Except for a few small groups of Acadians who took to the woods to escape the expulsion and bands of roaming Mi’kmaq, the dykes and uplands of Kings County lay vacant between 1755 and 1760. The history books tell that when the Planters arrived they found the abandoned ox carts and “at the skirts of the forest they saw many bleached skeletons of sheep and horned cattle that the winter after their owners left had died of starvation and cold.”

The quote is from Arthur Wentworth Hamilton Eaton’s Kings County history and it seems to indicate that the livestock of the Acadians was abandoned after the expulsion and left to perish. Eaton also writes that some of the livestock of the Acadians had been confiscated to pay for the cost of the expulsion. And, he says, most of the dwellings and outbuildings of the Acadians were destroyed, some 206 houses and 237 barns in Canard, Habitant, and Pereau alone.

A booklet published in 2002 by the Societe Promotion Grand-Pre tells us that one of the reasons Lt. Col. John Winslow compiled a list of Acadians living in Grand-Pre was to find out “how much livestock (bullocks, cows, young cattle, sheep, hogs, and horses) there was to be confiscated in the name of the British King.” It would seem then that there was a move afoot to profit from the expulsion.

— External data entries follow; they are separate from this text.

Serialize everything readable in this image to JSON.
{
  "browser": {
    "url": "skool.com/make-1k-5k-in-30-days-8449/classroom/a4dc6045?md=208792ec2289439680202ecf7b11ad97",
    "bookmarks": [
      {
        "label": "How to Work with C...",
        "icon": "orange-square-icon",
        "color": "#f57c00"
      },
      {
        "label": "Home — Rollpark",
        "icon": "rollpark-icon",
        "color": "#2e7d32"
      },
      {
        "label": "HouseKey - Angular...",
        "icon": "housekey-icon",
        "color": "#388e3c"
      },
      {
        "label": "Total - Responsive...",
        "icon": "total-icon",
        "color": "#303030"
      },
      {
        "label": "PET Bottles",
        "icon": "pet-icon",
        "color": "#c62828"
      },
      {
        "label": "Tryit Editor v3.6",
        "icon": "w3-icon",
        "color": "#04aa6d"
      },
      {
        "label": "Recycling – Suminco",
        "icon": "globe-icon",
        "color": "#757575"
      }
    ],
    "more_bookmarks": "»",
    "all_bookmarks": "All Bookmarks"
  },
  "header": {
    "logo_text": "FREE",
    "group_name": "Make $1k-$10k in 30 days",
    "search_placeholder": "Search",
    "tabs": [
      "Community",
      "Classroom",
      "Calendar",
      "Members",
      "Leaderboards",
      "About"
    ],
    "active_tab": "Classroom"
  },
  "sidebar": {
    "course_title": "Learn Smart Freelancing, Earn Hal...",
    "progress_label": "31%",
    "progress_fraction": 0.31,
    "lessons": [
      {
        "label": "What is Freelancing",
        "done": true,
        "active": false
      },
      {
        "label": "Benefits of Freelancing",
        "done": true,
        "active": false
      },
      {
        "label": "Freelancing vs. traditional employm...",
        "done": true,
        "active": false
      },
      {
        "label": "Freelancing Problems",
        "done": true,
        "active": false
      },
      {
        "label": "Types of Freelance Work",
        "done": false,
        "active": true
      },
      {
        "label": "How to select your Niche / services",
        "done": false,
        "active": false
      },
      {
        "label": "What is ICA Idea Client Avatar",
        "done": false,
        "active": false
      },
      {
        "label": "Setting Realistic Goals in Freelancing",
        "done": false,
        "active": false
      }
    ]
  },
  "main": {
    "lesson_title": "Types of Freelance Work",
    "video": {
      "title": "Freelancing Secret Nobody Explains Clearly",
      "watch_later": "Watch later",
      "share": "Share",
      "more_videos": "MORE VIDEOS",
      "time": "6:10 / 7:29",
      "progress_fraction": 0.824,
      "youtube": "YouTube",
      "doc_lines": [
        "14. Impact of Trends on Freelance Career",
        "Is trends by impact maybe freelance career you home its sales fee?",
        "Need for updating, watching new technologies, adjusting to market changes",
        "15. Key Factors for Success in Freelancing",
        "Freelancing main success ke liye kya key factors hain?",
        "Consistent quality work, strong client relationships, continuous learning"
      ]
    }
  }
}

In other historical accounts of the expulsion, however, we’re told that while some Acadian livestock was confiscated and apparently shipped to New England, much of it was left to roam free. Some of it perished undoubtedly, but a couple of historical works hint that some of the Acadian livestock was rounded up and driven elsewhere just after the expulsion. Local folklore also has it that German settlers in Lunenburg County took advantage of the situation, “raided” Kings County and helped themselves.

By chance, I found that this is a fact. Reading M. B. DesBrisay’s Lunenburg County history recently, I came across an account of the expedition to Kings County to collect Acadian livestock and drive it to Lunenburg.

“On July 30th, 1756, Captain John Steignfort, with fifty armed men, went from Lunenburg to the Basin of Minas, and drove away 120 head of horned cattle and a number of horses, being part of the confiscated property of the French Acadians. The party returned to Lunenburg September 3rd with sixty oxen and cows, the rest having perished on the way – all the horses included.”

Calling it a “raid” is probably erroneous. Since the livestock was later divided up by a draw conducted by the military, it appears the whole affair had the blessing of provincial authorities.